Just as concerning is the fact that nearly a third of neurodivergent workers have not told their manager or HR department at all, not because they do not need support, but because they fear stigma, stereotypes or the impact that disclosure could have on their career. That tells us something fundamental: the problem is not difference, but the environment that people are expected to work in. Neurodiversity describes the natural differences in how people’s brains behave and process information. We all think, learn and act differently and have different strengths and challenges. That is normal and human, yet the world of work is still too often built around a very narrow idea of what is typical. When workplaces are designed around that narrow norm, barriers are created.
Sarah Hall
I agree, and I will come on to that point in my asks of the Minister.
Something that I hear repeatedly from constituents is the lack of consistency around reasonable adjustments. Support agreed with one manager often disappears when roles change, teams move or a restructure happens. People are forced to re-explain themselves, re-justify their needs and start again. That is not dignity at work. Adjustments should travel with the worker and not depend on who happens to be in charge that month.
A constituent who contacted me described a stark contrast between workplaces that created barriers and those that removed them. In early roles, including in a warehouse and later in a café, my constituent was keen to work and learn, but support was minimal. Tasks were not adapted, opportunities to build skills were restricted and they were left without support. In more recent roles, they now volunteer as a radio presenter and at the Lowry theatre, and are also employed as a trainer delivering the Oliver McGowan mandatory training programme. My constituent tells me that she loves the reasonable adjustments that they have put in place for her, compared with the very little that was in place in earlier roles.
Another constituent, a new mother, contacted me about her attempt to return to work following maternity leave. She is autistic and requested reasonable adjustments to support her return. Instead of support, she was met with suggestions, including from HR, that needing reasonable adjustments meant that she is not fit for work at all.
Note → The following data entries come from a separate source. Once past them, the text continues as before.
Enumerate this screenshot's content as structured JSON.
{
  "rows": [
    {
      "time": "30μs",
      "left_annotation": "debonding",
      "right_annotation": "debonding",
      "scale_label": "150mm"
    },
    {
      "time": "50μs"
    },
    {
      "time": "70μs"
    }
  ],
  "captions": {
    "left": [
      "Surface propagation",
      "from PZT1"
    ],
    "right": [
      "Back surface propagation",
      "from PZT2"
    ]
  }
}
That response is deeply concerning, and it speaks to a wider problem about how disabled workers are too often treated.
Cameron Thomas
I have spoken before about how neurodiversity is still an opportunity to be fully exploited by the workplace and that it is significantly inhibited by the education system. Does the hon. Lady agree that the Disabled Children’s Partnership “Fight for Ordinary” campaign presents an opportunity to create educational and working spaces that fully harness diversity?
Sarah Hall
I absolutely agree with the hon. Member. I am passionate about inclusion in the workplace and for children in schools. I would be happy to work with him on driving that forward.
The response to my constituent was not inclusion, but exclusion, and it shows how neurodivergent women can be pushed out of work at exactly the moment that they most need understanding and flexibility. Many neurodivergent people are still met with damaging assumptions that they lack empathy, cannot understand humour, struggle socially or are somehow less capable or reliable. None of that is true, but those assumptions shape recruitment processes, performance management and workplace culture in ways that quietly exclude people before their abilities are ever recognised. The National Autistic Society has been clear that the biggest barriers that autistic workers face are a lack of understanding, negative stereotypes and failures by employers to adapt.